Prime Minister Bill English has announced the rollout of ultrafast broadband to another 190 towns and rural areas at a cost of $270 million.
It will see the UFB network completed two years ahead of time - by the end of 2022.
English said UFB was critical for businesses in the regions, especially those focussing on technology.
The funding includes $140 million to get rural broadband extended to a further 74,000 households and businesses and to get mobile coverage in 'black spots' on stretches of State Highways and tourist hotspots such as in Milford Sound, Cape Reinga and Bethells Beach.

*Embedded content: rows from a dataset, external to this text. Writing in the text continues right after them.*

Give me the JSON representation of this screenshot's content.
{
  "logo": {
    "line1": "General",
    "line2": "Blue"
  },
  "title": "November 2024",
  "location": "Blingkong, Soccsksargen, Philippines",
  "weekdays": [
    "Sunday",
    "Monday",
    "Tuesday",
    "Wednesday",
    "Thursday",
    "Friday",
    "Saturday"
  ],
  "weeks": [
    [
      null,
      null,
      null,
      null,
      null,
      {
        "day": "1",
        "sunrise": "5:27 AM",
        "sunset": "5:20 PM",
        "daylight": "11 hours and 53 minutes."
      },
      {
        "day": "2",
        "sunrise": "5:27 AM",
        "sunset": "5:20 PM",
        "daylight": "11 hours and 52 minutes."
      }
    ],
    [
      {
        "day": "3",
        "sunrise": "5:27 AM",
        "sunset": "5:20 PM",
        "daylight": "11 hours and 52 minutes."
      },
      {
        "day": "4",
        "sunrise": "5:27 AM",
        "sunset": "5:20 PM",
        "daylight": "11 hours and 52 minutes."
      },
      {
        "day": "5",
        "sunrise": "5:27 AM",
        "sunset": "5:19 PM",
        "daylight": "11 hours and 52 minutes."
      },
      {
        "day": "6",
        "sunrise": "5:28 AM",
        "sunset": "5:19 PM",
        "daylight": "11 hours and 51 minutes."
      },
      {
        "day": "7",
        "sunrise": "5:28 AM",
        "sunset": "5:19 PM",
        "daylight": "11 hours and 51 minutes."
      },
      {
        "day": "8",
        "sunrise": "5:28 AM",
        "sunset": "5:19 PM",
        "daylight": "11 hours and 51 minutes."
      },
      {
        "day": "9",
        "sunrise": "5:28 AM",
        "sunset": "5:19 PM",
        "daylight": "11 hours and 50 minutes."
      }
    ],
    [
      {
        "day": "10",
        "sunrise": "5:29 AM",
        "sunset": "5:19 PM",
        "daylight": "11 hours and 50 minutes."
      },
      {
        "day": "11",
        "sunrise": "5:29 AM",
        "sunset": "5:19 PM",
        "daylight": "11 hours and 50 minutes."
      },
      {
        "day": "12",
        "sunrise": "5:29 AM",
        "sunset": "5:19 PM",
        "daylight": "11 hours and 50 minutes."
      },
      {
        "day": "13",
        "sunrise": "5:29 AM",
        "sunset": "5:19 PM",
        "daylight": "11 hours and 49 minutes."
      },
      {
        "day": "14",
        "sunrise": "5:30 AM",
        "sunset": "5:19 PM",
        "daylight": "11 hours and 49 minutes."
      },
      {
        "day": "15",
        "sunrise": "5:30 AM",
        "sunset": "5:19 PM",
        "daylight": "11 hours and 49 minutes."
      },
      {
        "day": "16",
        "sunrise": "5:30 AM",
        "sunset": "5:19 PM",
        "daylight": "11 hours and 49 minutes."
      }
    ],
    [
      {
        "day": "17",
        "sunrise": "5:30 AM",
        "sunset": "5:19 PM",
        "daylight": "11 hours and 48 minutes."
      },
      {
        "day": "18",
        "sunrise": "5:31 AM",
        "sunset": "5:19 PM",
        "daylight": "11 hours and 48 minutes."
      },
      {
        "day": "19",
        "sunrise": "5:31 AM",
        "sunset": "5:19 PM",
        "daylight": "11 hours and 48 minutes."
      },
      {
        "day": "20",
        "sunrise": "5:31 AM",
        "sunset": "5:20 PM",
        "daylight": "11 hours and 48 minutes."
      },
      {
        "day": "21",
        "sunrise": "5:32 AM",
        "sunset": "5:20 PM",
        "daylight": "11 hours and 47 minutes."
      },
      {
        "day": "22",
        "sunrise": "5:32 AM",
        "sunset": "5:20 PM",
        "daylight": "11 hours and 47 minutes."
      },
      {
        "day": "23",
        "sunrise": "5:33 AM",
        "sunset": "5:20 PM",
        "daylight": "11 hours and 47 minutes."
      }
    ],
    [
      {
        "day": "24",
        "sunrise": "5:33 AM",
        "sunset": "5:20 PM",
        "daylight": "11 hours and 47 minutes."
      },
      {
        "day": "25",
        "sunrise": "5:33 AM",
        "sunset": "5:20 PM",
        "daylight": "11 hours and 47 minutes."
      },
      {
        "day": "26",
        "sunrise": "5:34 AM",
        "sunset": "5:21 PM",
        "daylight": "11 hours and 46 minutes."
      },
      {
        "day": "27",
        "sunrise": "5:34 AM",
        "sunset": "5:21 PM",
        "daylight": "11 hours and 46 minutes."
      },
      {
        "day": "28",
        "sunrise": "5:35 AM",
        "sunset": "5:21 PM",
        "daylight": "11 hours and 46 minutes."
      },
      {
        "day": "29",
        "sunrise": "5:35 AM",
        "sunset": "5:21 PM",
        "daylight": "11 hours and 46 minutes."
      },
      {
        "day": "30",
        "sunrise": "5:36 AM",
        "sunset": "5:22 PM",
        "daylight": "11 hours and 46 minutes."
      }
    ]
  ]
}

English said the UFB rollout had gone faster than expected and the uptake was higher that estimated "which makes it one of the quiet successes of our country."
English made the announcement at Mystery Creek in Hamilton, where Mayor Andrew King thanked him for the infrastructure spending in the region on transport and schools.

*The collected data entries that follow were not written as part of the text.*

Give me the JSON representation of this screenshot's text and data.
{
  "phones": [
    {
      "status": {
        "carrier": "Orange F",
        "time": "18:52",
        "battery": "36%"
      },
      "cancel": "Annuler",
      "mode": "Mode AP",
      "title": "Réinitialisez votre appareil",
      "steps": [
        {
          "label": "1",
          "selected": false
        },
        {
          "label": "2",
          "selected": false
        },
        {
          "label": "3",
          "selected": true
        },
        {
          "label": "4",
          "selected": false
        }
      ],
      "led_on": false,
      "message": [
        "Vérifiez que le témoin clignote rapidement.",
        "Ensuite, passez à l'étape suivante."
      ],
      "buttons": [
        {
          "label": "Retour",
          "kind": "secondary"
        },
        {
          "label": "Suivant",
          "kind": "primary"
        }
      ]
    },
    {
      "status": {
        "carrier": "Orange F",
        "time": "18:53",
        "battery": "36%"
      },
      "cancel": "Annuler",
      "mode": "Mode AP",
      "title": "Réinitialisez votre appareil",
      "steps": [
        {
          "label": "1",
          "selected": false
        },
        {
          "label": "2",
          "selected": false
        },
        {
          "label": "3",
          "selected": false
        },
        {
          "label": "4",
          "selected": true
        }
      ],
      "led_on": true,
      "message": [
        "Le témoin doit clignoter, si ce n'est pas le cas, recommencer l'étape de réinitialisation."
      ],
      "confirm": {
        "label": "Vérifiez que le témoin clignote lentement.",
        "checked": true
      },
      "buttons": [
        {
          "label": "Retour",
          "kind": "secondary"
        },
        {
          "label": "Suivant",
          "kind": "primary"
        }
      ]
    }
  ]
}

English said $240 million of the $270m cost would be recycled capital from the original rollout because uptake had been strong.

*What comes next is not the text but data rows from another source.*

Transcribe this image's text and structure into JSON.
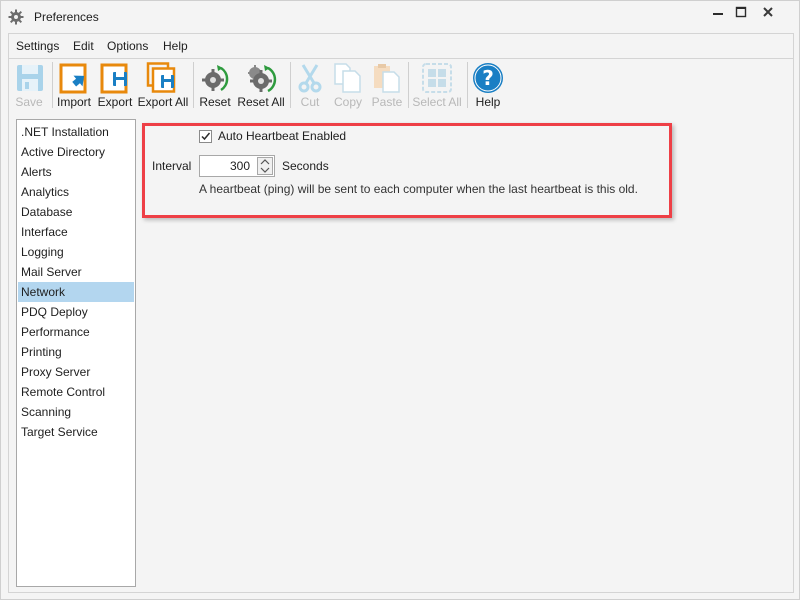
{
  "window": {
    "title": "Preferences",
    "controls": {
      "minimize": "minimize-icon",
      "maximize": "maximize-icon",
      "close": "close-icon"
    }
  },
  "menu": {
    "items": [
      {
        "label": "Settings"
      },
      {
        "label": "Edit"
      },
      {
        "label": "Options"
      },
      {
        "label": "Help"
      }
    ]
  },
  "toolbar": {
    "buttons": [
      {
        "label": "Save",
        "icon": "floppy-disk-icon",
        "enabled": false
      },
      {
        "label": "Import",
        "icon": "import-icon",
        "enabled": true
      },
      {
        "label": "Export",
        "icon": "export-icon",
        "enabled": true
      },
      {
        "label": "Export All",
        "icon": "export-all-icon",
        "enabled": true
      },
      {
        "label": "Reset",
        "icon": "reset-gear-icon",
        "enabled": true
      },
      {
        "label": "Reset All",
        "icon": "reset-all-gears-icon",
        "enabled": true
      },
      {
        "label": "Cut",
        "icon": "scissors-icon",
        "enabled": false
      },
      {
        "label": "Copy",
        "icon": "copy-icon",
        "enabled": false
      },
      {
        "label": "Paste",
        "icon": "paste-icon",
        "enabled": false
      },
      {
        "label": "Select All",
        "icon": "select-all-icon",
        "enabled": false
      },
      {
        "label": "Help",
        "icon": "help-icon",
        "enabled": true
      }
    ]
  },
  "nav": {
    "selected": "Network",
    "items": [
      {
        "label": ".NET Installation"
      },
      {
        "label": "Active Directory"
      },
      {
        "label": "Alerts"
      },
      {
        "label": "Analytics"
      },
      {
        "label": "Database"
      },
      {
        "label": "Interface"
      },
      {
        "label": "Logging"
      },
      {
        "label": "Mail Server"
      },
      {
        "label": "Network"
      },
      {
        "label": "PDQ Deploy"
      },
      {
        "label": "Performance"
      },
      {
        "label": "Printing"
      },
      {
        "label": "Proxy Server"
      },
      {
        "label": "Remote Control"
      },
      {
        "label": "Scanning"
      },
      {
        "label": "Target Service"
      }
    ]
  },
  "network": {
    "auto_heartbeat_label": "Auto Heartbeat Enabled",
    "auto_heartbeat_checked": true,
    "interval_label": "Interval",
    "interval_value": "300",
    "interval_unit": "Seconds",
    "description": "A heartbeat (ping) will be sent to each computer when the last heartbeat is this old."
  },
  "colors": {
    "highlight_border": "#ee3f46",
    "selection": "#b3d6ef",
    "accent_orange": "#e8890c",
    "accent_blue": "#1a7fc4",
    "reset_green": "#2e9b3e"
  }
}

The remaining $30m would be from the Telecommunications Development Levy.
It is in addition to the $150 million previously allocated.
Communications Minister Simon Bridges said the total $2 billion spend on communications infrastructure would put New Zealand in the top five countries in the OECD for access to high speed broadband, up from 26th in 2011.
He said connectivity was important to businesses and tourists.